AI Regulation Must Lean on Privacy Laws, PLI Panelists Say

“We shouldn't understand AI as this dramatic new revolution that comes out of nowhere and need[s] something completely different to regulate it,” said George Washington University law professor Daniel Solove. “We already have a lot of privacy law,” and if reformed, “it can deal with this task.”

Solove compared the emergence of AI to “the early days of cyberspace,” where each area of law intersects with its usage, he added. “AI is not something so exceptional that it should be treated differently than a lot of other things, and the problems that we're facing with AI are actually problems … that we've had for a very long time,” especially in privacy.

John Verdi, senior director of global privacy at PayPal, agreed. “Lawmakers and regulators are pursuing more narrow approaches to regulating AI and more targeted approaches to regulating AI this year than they have in the past couple of years” but “their state privacy laws and the rule makings associated and the guidance promulgated around with those around those state privacy laws are increasingly impactful and important when it comes to AI regulation,” he said.

Verdi added that the use of existing or proposed laws or rulemaking around privacy to guide AI deployment will likely continue.

Harry Valetk, a data protection lawyer at Buchanan Ingersoll, flagged the guidance aspect as important. “Sometimes lawmakers are not going to sit and wait for those new requirements,” he said. “They're going to say, ‘Look, there are existing rules against certain activities that we're going to then now look at in the context of your use cases, which could include AI.’”

Anne Josephine Flanagan, co-founder of Boyd Strategy Group, said that “policymakers cannot possibly think of everything” and that's where existing laws are useful. “There's less of an appetite for wait and see, I would say, than there was previously.”

University of Ottawa law professor Karen Eltis noted that “we're moving away from compliance and ... toward safety," since "with AI, there's a loss of control.” Understanding this shift, and how transparency plays into it, can help when thinking about how AI should be regulated, she said.
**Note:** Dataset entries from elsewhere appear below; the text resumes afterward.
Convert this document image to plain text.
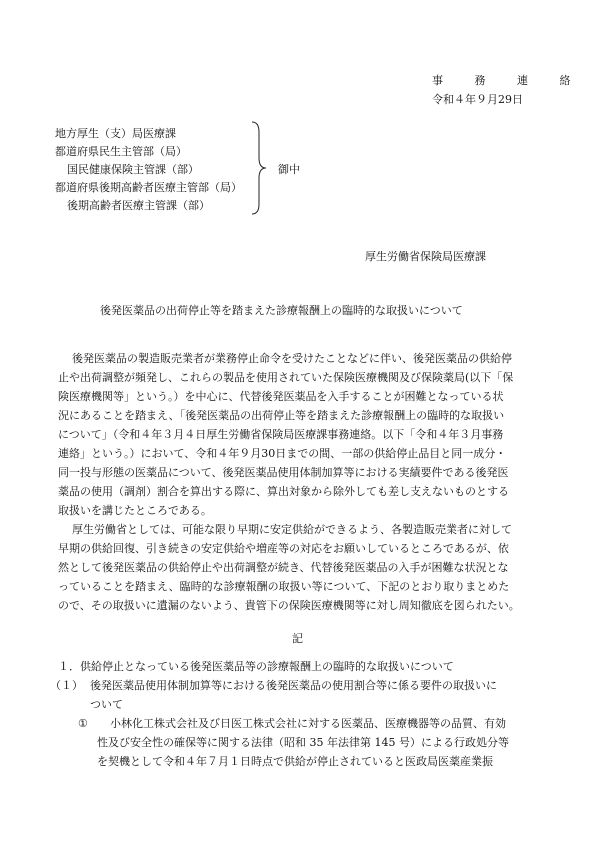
事 務 連 絡
令和４年９月29日
地方厚生（支）局医療課
都道府県民生主管部（局）
国民健康保険主管課（部）
都道府県後期高齢者医療主管部（局）
後期高齢者医療主管課（部）
御中
厚生労働省保険局医療課
後発医薬品の出荷停止等を踏まえた診療報酬上の臨時的な取扱いについて
後発医薬品の製造販売業者が業務停止命令を受けたことなどに伴い、後発医薬品の供給停
止や出荷調整が頻発し、これらの製品を使用されていた保険医療機関及び保険薬局(以下「保
険医療機関等」という。）を中心に、代替後発医薬品を入手することが困難となっている状
況にあることを踏まえ、「後発医薬品の出荷停止等を踏まえた診療報酬上の臨時的な取扱い
について」（令和４年３月４日厚生労働省保険局医療課事務連絡。以下「令和４年３月事務
連絡」という。）において、令和４年９月30日までの間、一部の供給停止品目と同一成分・
同一投与形態の医薬品について、後発医薬品使用体制加算等における実績要件である後発医
薬品の使用（調剤）割合を算出する際に、算出対象から除外しても差し支えないものとする
取扱いを講じたところである。
厚生労働省としては、可能な限り早期に安定供給ができるよう、各製造販売業者に対して
早期の供給回復、引き続きの安定供給や増産等の対応をお願いしているところであるが、依
然として後発医薬品の供給停止や出荷調整が続き、代替後発医薬品の入手が困難な状況とな
っていることを踏まえ、臨時的な診療報酬の取扱い等について、下記のとおり取りまとめた
ので、その取扱いに遺漏のないよう、貴管下の保険医療機関等に対し周知徹底を図られたい。
記
１．供給停止となっている後発医薬品等の診療報酬上の臨時的な取扱いについて
（１） 後発医薬品使用体制加算等における後発医薬品の使用割合等に係る要件の取扱いに
ついて
① 小林化工株式会社及び日医工株式会社に対する医薬品、医療機器等の品質、有効
性及び安全性の確保等に関する法律（昭和 35 年法律第 145 号）による行政処分等
を契機として令和４年７月１日時点で供給が停止されていると医政局医薬産業振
Solove agreed. “The takeaway … from all this is that AI shows us exactly why the privacy laws and the approach that we've taken to privacy law in most laws is flawed,” he said. “That's the direction we should be looking in. We should be looking at how do we recognize that privacy laws aren't working -- and AI is a great example of why they're not working -- and then how do we fix them?”
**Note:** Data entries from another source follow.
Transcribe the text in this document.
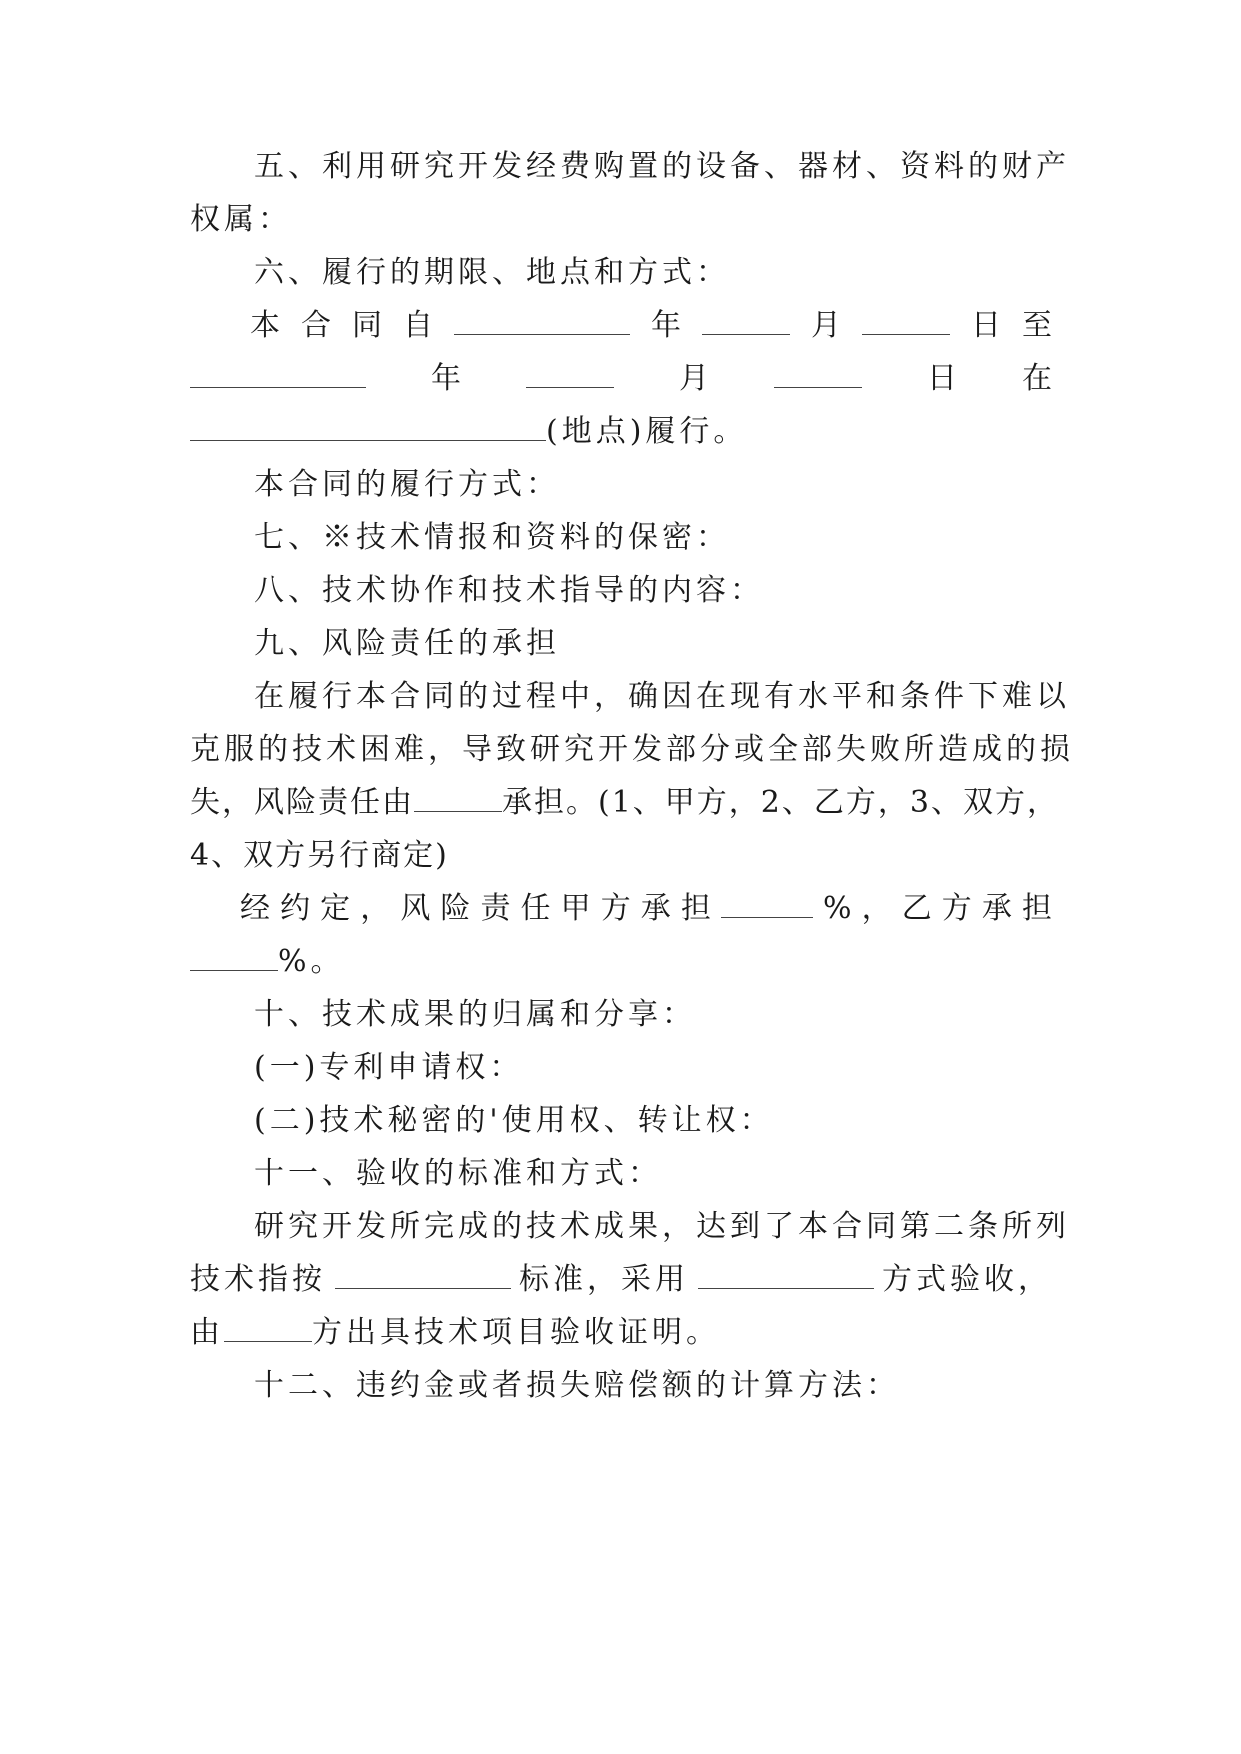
五、利用研究开发经费购置的设备、器材、资料的财产
权属：
六、履行的期限、地点和方式：
本 合 同 自	年	月	日 至
年	月	日 在
(地点)履行。
本合同的履行方式：
七、※技术情报和资料的保密：
八、技术协作和技术指导的内容：
九、风险责任的承担
在履行本合同的过程中，确因在现有水平和条件下难以
克服的技术困难，导致研究开发部分或全部失败所造成的损
失，风险责任由	承担。(1、甲方，2、乙方，3、双方，
4、双方另行商定)
经 约 定 ， 风 险 责 任 甲 方 承 担	% ， 乙 方 承 担
%。
十、技术成果的归属和分享：
(一)专利申请权：
(二)技术秘密的'使用权、转让权：
十一、验收的标准和方式：
研究开发所完成的技术成果，达到了本合同第二条所列
技术指按	标准，采用	方式验收，
由	方出具技术项目验收证明。
十二、违约金或者损失赔偿额的计算方法：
Solove added that it would be a mistake “to just give up on privacy law and try to do something omnibus about AI" and think that will address privacy. "It won't."

Flanagan said looking at who owns the technology can signal where regulation is headed. “There's a temptation to look at user privacy and a temptation to just look at data protection issues and to sort of not see the headwinds by looking further along,” said the consultant.
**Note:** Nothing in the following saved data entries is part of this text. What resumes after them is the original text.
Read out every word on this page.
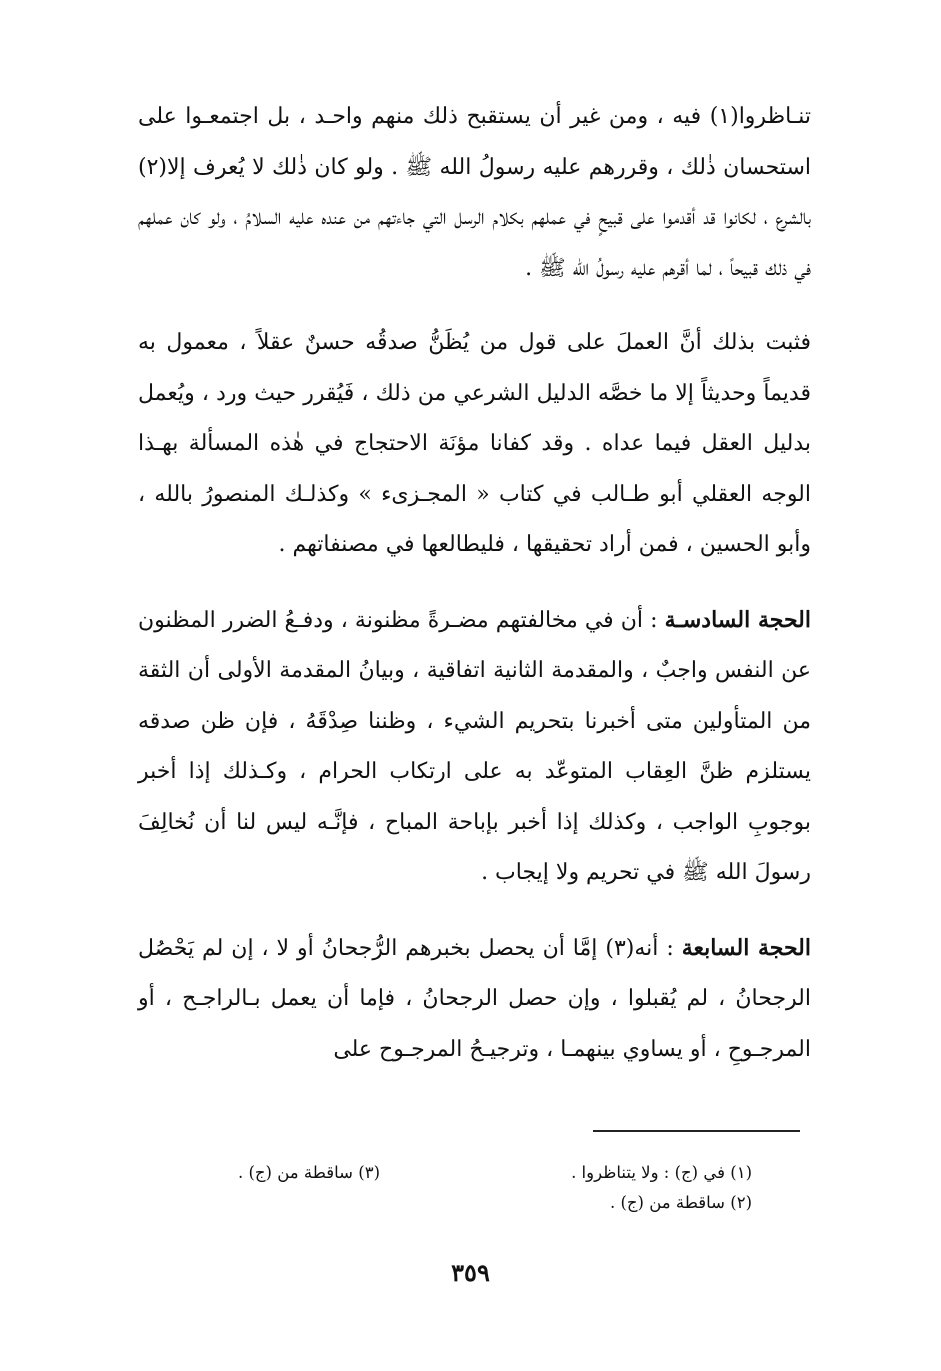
تنـاظروا(١) فيه ، ومن غير أن يستقبح ذلك منهم واحـد ، بل اجتمعـوا على استحسان ذٰلك ، وقررهم عليه رسولُ الله ﷺ . ولو كان ذٰلك لا يُعرف إلا(٢) بالشرع ، لكانوا قد أقدموا على قبيحٍ في عملهم بكلام الرسل التي جاءتهم من عنده عليه السلامُ ، ولو كان عملهم في ذلك قبيحاً ، لما أقرهم عليه رسولُ الله ﷺ .

فثبت بذلك أنَّ العملَ على قول من يُظَنُّ صدقُه حسنٌ عقلاً ، معمول به قديماً وحديثاً إلا ما خصَّه الدليل الشرعي من ذلك ، فَيُقرر حيث ورد ، ويُعمل بدليل العقل فيما عداه . وقد كفانا مؤنَة الاحتجاج في هٰذه المسألة بهـذا الوجه العقلي أبو طـالب في كتاب « المجـزىء » وكذلـك المنصورُ بالله ، وأبو الحسين ، فمن أراد تحقيقها ، فليطالعها في مصنفاتهم .

الحجة السادسـة : أن في مخالفتهم مضـرةً مظنونة ، ودفـعُ الضرر المظنون عن النفس واجبٌ ، والمقدمة الثانية اتفاقية ، وبيانُ المقدمة الأولى أن الثقة من المتأولين متى أخبرنا بتحريم الشيء ، وظننا صِدْقَهُ ، فإن ظن صدقه يستلزم ظنَّ العِقاب المتوعّد به على ارتكاب الحرام ، وكـذلك إذا أخبر بوجوبِ الواجب ، وكذلك إذا أخبر بإباحة المباح ، فإنَّـه ليس لنا أن نُخالِفَ رسولَ الله ﷺ في تحريم ولا إيجاب .

الحجة السابعة : أنه(٣) إمَّا أن يحصل بخبرهم الرُّجحانُ أو لا ، إن لم يَحْصُل الرجحانُ ، لم يُقبلوا ، وإن حصل الرجحانُ ، فإما أن يعمل بـالراجـح ، أو المرجـوحِ ، أو يساوي بينهمـا ، وترجيـحُ المرجـوح على

(١) في (ج) : ولا يتناظروا .
(٢) ساقطة من (ج) .
(٣) ساقطة من (ج) .
٣٥٩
Instead, thinking about “Who owns the data centers? Where are the chips coming from? How does that affect regulation?” These themes have "impacted how the EU is now looking at future legislation in this space.”

Additionally, Flanagan said enforcement actions under the EU AI Act and other national AI regulations in Europe will signal what might happen in the U.S.

In addition, Japan is a country to watch, agreed Flanagan and Eltis. “They strike a bit of a different chord,” Eltis said, in that “the focus is safety.”

Valetk, however, said he still recommends keeping an eye on U.S. states. Attorneys general and other "consumer protection authorities are very mindful of broader consumer effects and are going to look for ways to apply and … really rely on existing law to protect their residents and their community."